Çözüm mahiyetinde...
Problem ortada. Çözüm için bir şeyler yapılmadığı takdirde toplumsal yapımız hızla çürümeye devam edecek ve Hz. Süleyman (a.s)’ın asası gibi ancak kemirilen yeri kalmadığı için tamamen çöktüğünde fark edilecek; o zaman da iş işten geçmiş olacak.
Kangrenleşmeye doğru giden bu problem için kısa ve uzun vadede yapılacak işler var mutlaka. Özellikle İslamî konularda bilgi edinmek isteyen gençleri "internetten öğrenme" alışkanlığından az da olsa vazgeçirmek gerekiyor. Esasen "İslamî bilgi" konusunda kimin, kimden/nereden, nasıl ve ne kadar öğrenmesi gerektiği sorusu modern dönemde Müslümanların "en önemli" meselesini oluşturuyor. Zira şurası kesin ki, modern dönemde İslam’ı bildiğini sananların yaşadığı zihnî karmaşa ve istikamet sapması, İslam’ı bilmediğini bilenlere oranla kat kat fazla. İslam’ı öğrenme amaç ve maksadıyla internette araştırma yapan ve zihninde sorgu mekanizması gelişmemiş –ki bunun için araştırdığı konuda alt yapıya sahip olmak gerek- bireyin önüne açılan siteden ya da sayfadan öğrenmek istediği konuyu okuyup kabul etmesi, o konu hakkında hiç bilgisi olmayanınkinden daha tehlikeli ve zararlıdır. Bunun için herkesin her türlü bilgiyle birebir muhatap olduğu, herkesin her meseleyi konuşup tartıştığı ortamlar, forumlar, sohbet siteleri, mail grupları yerine, herkesin kendisi için "gerektiği kadar" ve "doğru" bilgi ile buluşturulduğu ortamlar oluşturulmalıdır. Bu cümleden yola çıkarak istikamet ve sahih bilgi sahibi insanların toplumla buluşturulması için gerekli mekanizmanın oluşturulması hayatî önemdedir. İrşad ve İslam’a hizmet faaliyeti bir "seferberlik" anlayışı içinde yürütülmelidir.
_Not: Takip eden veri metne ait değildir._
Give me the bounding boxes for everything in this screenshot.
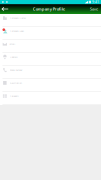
button[interactable]: Email [0, 40, 101, 53]
button[interactable]: Address [0, 53, 101, 66]
staticText: Email [10, 42, 16, 46]
button[interactable]: Phone number [0, 66, 101, 79]
button[interactable]: Company Logo [0, 27, 101, 40]
staticText: Category [10, 94, 19, 98]
staticText: Address [10, 55, 18, 59]
button[interactable]: Company Name [0, 14, 101, 27]
staticText: 9:41 [92, 0, 99, 4]
staticText: Company Profile [33, 6, 65, 12]
staticText: Save [90, 6, 98, 12]
staticText: Phone number [10, 68, 23, 72]
button[interactable]: Category [0, 92, 101, 105]
button[interactable]: Back [0, 4, 10, 14]
staticText: Company Name [10, 16, 26, 20]
staticText: Company Logo [10, 29, 24, 33]
button[interactable]: Save [87, 4, 101, 14]
button[interactable]: Description [0, 79, 101, 92]
staticText: Description [10, 81, 22, 85]
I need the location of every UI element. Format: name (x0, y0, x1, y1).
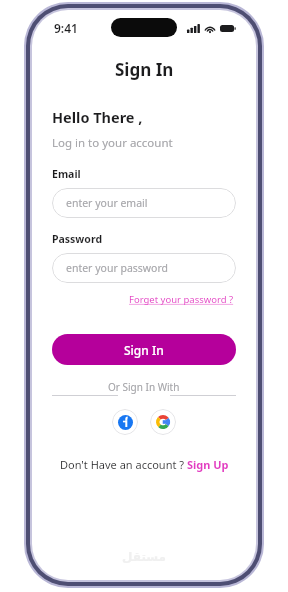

Uzun vadede alınması gereken bu ve benzeri tedbirler dışında, kısa vadede şular yapılabilir: İnternet kullanımının bir "alışkanlık/bağımlılık" haline dönüşmesi engellenmelidir. Aile büyükleri, aile bireyleri arasında sağlıklı bir iletişim ortamı oluşmasını sağlamalı, birlikte sohbet kültürü yeniden canlandırılmalıdır. Öte yandan İslamî içerikli sitelerdeki "sohbet odaları" ya sıkı bir şekilde denetlenmeli ya da tamamen kapatılmalıdır. Ayrıca her aile kendi içinde internet kullanımı için zaman kısıtlaması getirebilir. İnternete girilen bilgisayar evin salon gibi en işlek mekânına taşınabilir.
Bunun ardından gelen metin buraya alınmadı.